A change in the rules would put the traders on a par with brokers and dealers that do not pay for cancellations. But going on par with brokers and dealers however means the professional customers would lose three crucial benefits-priority over market makers in the trade allocation process; zero transaction fees; and eligibility for payment for order flow.

That's just fine with a lot of market makers who have complained in recent years that sophisticated hedge funds were taking advantage of the generous treatment given to customer orders to out-trade them.

The ISE's move is its second attempt to create two classes of customers - one more privileged than the other. Last year, it sought SEC approval to label any customer placing over 100 orders per day as a professional.

Those traders would have been stripped of their priority and zero transaction fee privileges. Only customers placing fewer than 100 orders per day would retain the customer benefits enshrined by the options industry since its early days.

Then the ISE was motivated by dealer complaints that sophisticated hedge funds did not need the benefit of priority that perhaps the average retail customer did. It put the dealers at a competitive disadvantage, they said. The SEC, however, never took up the issue, concerned over issues of fair access.

Even if professional customers aren't stripped of their priority status, many industry execs maintain they should at least be charged for transactions.

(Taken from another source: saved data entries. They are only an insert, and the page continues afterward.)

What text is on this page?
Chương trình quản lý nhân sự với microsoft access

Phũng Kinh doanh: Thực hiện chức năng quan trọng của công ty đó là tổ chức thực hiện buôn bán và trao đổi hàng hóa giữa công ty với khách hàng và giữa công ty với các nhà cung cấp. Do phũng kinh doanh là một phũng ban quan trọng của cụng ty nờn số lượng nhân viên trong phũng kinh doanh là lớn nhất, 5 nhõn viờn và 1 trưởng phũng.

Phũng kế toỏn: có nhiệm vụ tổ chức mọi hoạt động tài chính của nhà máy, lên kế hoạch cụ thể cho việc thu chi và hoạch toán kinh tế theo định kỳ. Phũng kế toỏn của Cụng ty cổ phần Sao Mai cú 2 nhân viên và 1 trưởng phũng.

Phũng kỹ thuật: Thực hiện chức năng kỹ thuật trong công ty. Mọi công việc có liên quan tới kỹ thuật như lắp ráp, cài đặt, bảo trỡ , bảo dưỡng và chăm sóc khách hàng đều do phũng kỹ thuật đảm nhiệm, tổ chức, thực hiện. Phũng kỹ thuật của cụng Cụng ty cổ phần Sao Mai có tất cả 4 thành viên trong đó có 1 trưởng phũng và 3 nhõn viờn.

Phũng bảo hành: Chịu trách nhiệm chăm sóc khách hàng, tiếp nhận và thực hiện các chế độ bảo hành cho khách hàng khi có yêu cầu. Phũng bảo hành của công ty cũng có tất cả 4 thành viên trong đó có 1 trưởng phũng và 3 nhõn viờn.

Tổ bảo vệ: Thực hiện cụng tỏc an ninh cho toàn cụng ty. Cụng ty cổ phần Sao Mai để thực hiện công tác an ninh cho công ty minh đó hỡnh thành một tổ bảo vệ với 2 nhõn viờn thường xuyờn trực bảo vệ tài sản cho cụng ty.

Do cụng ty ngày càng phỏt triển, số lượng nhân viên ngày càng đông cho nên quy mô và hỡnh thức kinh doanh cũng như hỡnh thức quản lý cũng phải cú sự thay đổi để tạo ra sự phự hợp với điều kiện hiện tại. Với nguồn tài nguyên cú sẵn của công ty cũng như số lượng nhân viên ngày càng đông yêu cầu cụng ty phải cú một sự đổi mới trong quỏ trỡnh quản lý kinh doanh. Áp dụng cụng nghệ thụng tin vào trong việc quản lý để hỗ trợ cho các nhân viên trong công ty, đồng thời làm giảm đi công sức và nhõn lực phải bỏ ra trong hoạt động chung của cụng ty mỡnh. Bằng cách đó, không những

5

The absence of such fees is "too much of an incentive for an active trading group," Tony Saliba, president and CEO of brokerage BNY ConvergEx LiquidPoint, says.

Many dealers and brokers alike consider the growing number of "professional" customers as wolves in sheep's clothing.

"To have a professional institutional trader who is using customer priority to jump in front of the market maker is bastardizing the system," complained Peter Bottini, in charge of trading and customer service at brokerage OptionsXpress, at a recent industry conference.

"We value the liquidity the specialists and market makers bring. I don't think options trading can develop into an order driven market like equities did."

A common complaint of dealers is that a professional customer will use his priority standing to grab an incoming order ahead of a dealer and then turn around and sell it to the dealer when the market starts to move against him.

That may be becoming less of a problem now that the industry is moving to trading in penny increments.

At least one large dealer expects penny trading, currently in effect for several options classes, to give market makers an edge over the professional customers. Thomas Peterffy, chief executive of Interactive Brokers Group, whose Timber Hill unit is one of the industry's largest dealers, told analysts recently: "If we can move a penny at a time, we will move a lot more. So it is going to be a lot more difficult for [the professional customer] to copy us and, if the trade goes against him, to turn around and undo it with us."

He adds: "We make the price and they do the trades and they get paid for it. We want to reduce their ability to compete with us on our prices and we do that by moving away quickly."